Peintre argentin (Córdoba 1934).

Il commence des études artistiques et juridiques, part pour l'Europe en 1952, visite l'Italie, la Suisse, puis l'Afrique du Nord, et poursuit ses études de peinture en France et en Espagne, retourne en Amérique du Sud de 1957 à 1961, avant de se fixer en France en 1963. Révélé au public français lors de sa participation à la Biennale de Paris, il s'est depuis maintes fois manifesté, tant sur le continent américain qu'en Europe. Dans la tradition espagnole, son art a d'abord été marqué par un caractère d'anxiété, une truculence pathétique, un aspect caricatural que n'altère pas une technique classique, se plaisant un moment à retrouver le climat des œuvres anciennes : Felicitas Estado n° 12 (1962). L'introduction de sigles, de signes et de lettres s'accompagne bientôt du découpage de la surface et de l'éclaircissement de la palette. Des expositions à Paris à la gal. Claude Bernard et à la gal. Jeanne Bucher, des participations à des manifestations de caractère international (Biennale de Venise, 1964 ; Pittsburgh International, 1964), ont permis de suivre une évolution qui a conduit l'artiste à abandonner la peinture de chevalet pour aborder la fragmentation de la surface, puis les 3 dimensions du théâtre de marionnettes.

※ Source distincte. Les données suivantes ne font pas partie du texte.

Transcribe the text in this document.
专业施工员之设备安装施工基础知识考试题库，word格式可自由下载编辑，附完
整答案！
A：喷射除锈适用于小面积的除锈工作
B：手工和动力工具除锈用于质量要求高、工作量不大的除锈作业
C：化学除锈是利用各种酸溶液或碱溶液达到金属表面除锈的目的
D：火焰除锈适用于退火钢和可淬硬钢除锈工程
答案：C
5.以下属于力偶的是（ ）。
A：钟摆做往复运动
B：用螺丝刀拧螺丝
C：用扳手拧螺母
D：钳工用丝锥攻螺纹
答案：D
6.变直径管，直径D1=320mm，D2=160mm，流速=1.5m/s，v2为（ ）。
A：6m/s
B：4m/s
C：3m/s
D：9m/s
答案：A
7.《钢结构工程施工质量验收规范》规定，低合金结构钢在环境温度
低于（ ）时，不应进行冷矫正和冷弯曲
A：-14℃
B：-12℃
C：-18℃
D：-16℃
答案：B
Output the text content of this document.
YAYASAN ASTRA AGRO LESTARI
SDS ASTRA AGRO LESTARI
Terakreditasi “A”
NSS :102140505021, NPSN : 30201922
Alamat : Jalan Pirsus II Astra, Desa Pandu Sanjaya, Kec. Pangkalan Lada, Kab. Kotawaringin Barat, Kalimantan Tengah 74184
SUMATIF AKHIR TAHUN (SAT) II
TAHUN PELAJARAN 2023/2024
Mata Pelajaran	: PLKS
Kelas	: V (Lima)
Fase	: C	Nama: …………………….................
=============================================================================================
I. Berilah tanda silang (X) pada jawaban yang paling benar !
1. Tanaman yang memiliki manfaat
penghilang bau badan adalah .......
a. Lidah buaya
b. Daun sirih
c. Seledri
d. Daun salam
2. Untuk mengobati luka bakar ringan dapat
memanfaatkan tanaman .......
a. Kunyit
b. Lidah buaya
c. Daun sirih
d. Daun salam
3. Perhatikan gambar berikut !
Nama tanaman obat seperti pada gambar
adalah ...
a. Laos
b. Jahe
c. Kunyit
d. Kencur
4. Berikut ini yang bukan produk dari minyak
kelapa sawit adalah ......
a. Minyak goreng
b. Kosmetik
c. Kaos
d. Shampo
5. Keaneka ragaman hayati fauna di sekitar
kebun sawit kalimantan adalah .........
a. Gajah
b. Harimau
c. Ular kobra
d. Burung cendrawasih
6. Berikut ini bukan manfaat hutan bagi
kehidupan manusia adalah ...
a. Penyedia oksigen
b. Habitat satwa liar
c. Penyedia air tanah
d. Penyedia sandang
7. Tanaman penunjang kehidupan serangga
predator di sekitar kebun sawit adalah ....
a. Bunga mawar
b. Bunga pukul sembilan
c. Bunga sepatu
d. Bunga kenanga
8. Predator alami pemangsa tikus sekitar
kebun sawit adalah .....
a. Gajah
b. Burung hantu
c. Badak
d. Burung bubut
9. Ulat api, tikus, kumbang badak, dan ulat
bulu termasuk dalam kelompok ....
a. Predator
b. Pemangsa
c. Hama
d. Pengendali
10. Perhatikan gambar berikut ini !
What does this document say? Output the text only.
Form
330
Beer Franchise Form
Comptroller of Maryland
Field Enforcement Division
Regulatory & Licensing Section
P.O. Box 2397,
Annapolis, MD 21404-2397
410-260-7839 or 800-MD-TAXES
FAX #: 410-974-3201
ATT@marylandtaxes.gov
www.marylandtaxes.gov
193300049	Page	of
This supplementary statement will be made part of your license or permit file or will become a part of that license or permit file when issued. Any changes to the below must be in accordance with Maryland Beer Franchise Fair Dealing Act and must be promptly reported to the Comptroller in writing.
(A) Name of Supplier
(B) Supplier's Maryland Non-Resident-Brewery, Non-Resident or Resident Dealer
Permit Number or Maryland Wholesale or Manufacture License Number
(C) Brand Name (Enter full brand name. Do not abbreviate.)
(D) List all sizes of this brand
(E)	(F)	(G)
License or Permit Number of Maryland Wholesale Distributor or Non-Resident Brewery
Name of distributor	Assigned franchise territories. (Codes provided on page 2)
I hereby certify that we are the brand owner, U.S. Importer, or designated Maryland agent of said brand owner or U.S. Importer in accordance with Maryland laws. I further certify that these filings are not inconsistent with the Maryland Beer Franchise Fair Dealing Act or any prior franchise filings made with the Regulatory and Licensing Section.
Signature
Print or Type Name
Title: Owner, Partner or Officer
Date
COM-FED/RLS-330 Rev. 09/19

   Segui a pratiqué le fusain et le pastel sur toile, livrant en 1972-73 la série des Éléphants et en 1977 un ensemble de paysages désolés et rigides où se fait sentir l'absence de toute vie. Il installe volontiers ses figures dans des sites urbanisés, où elles évoluent, anonymes, et bien souvent interchangeables (Cuando Volvi de Brasil, 1984).